Yes, I definitely do not have a subpanel.
Appreciate all the comments.
For me, this is adding up to waiting.
If I change my mind, I'll update.

You're a generous group of people.

I wish you health and as much happiness as possible.
UPDATE: Trying to restart this thread with a more general but related question about powering my equipment. Please do not suggest getting a dedicated line. I agree that is the best thing to do and I will do it eventually. This is about solving a problem in the meantime.

Some quick facts:

POWER (receptacles/outlets and equipment):
1 *nearby* properly grounded/polarized receptacle w/ 2 outlets
1 *12 feet away* similarly proper receptacle
1 Panamax line conditioner with 10 plugs in the back

2 monoblock amps.
1 preamp
1 powered subwoofer
2 sources (Streamer, CD transport)

QUESTION: I’ve heard that one should plug amps directly in the wall. If I do that, I use up both receptacles. I also forego a surge suppressor.

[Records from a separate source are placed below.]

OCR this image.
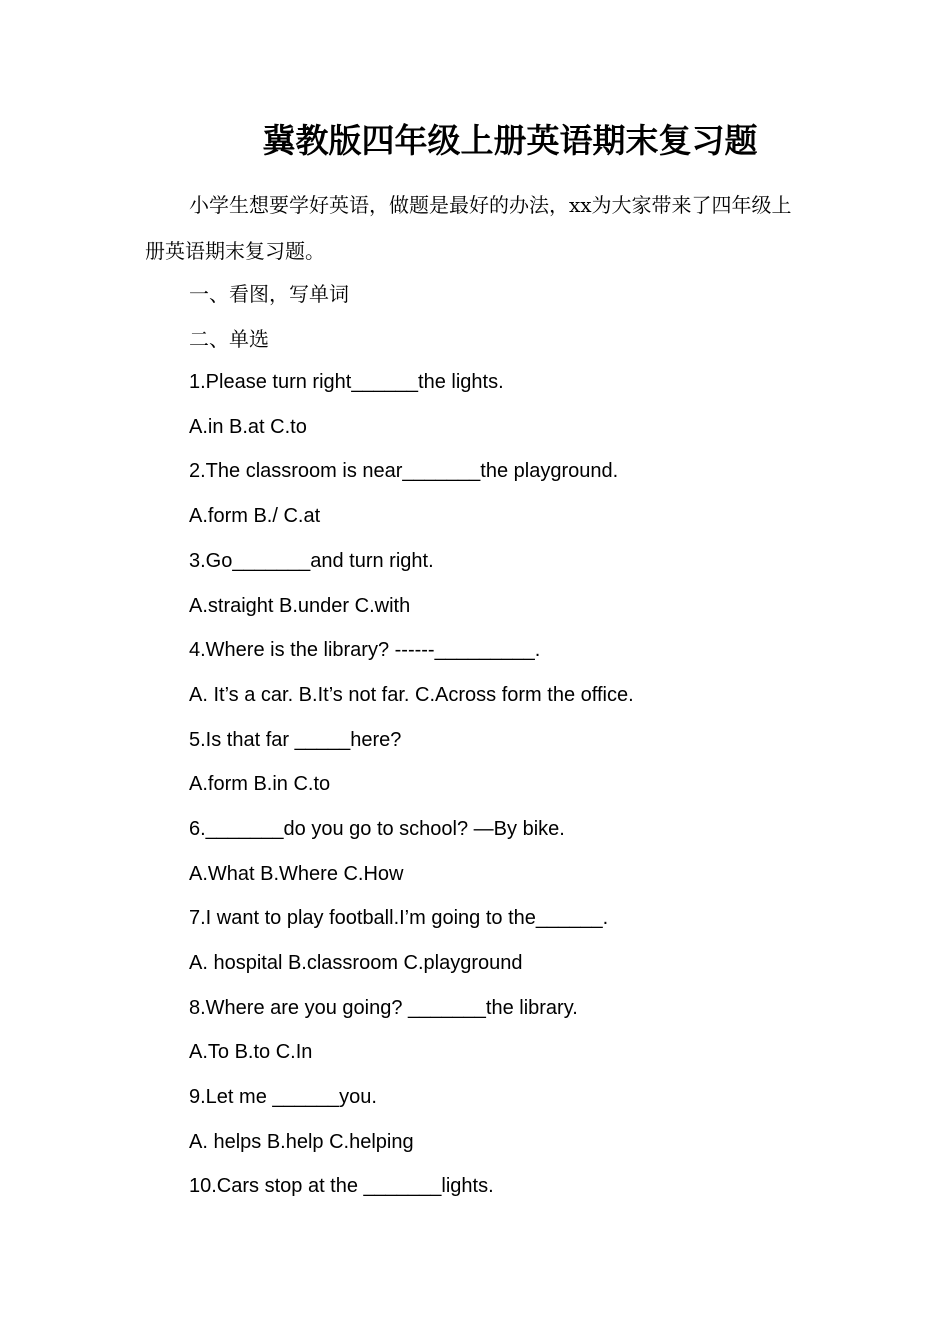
冀教版四年级上册英语期末复习题
小学生想要学好英语，做题是最好的办法，xx为大家带来了四年级上册英语期末复习题。
一、看图，写单词
二、单选
1.Please turn right______the lights.
A.in B.at C.to
2.The classroom is near_______the playground.
A.form B./ C.at
3.Go_______and turn right.
A.straight B.under C.with
4.Where is the library? ------_________.
A. It’s a car. B.It’s not far. C.Across form the office.
5.Is that far _____here?
A.form B.in C.to
6._______do you go to school? —By bike.
A.What B.Where C.How
7.I want to play football.I’m going to the______.
A. hospital B.classroom C.playground
8.Where are you going? _______the library.
A.To B.to C.In
9.Let me ______you.
A. helps B.help C.helping
10.Cars stop at the _______lights.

What is the best way to provide power to everything I have?

Options I’ve thought of:

(a) Put a multi outlet cover over the receptacle and provide 6 outlets from one receptacle. I have one from Monoprice I can use. I would plug in both amps (and perhaps the sub) directly and then the Panamax for the rest.
(b) Plug the amps directly into the wall and then run a thick extension cord from the receptacle #2 down to my Panamax conditioner for the Preamp and source components
(c) Plug in the Panamax into one outlet and just plug everything into that.

Other options? Cautions? Any advice? Thank you!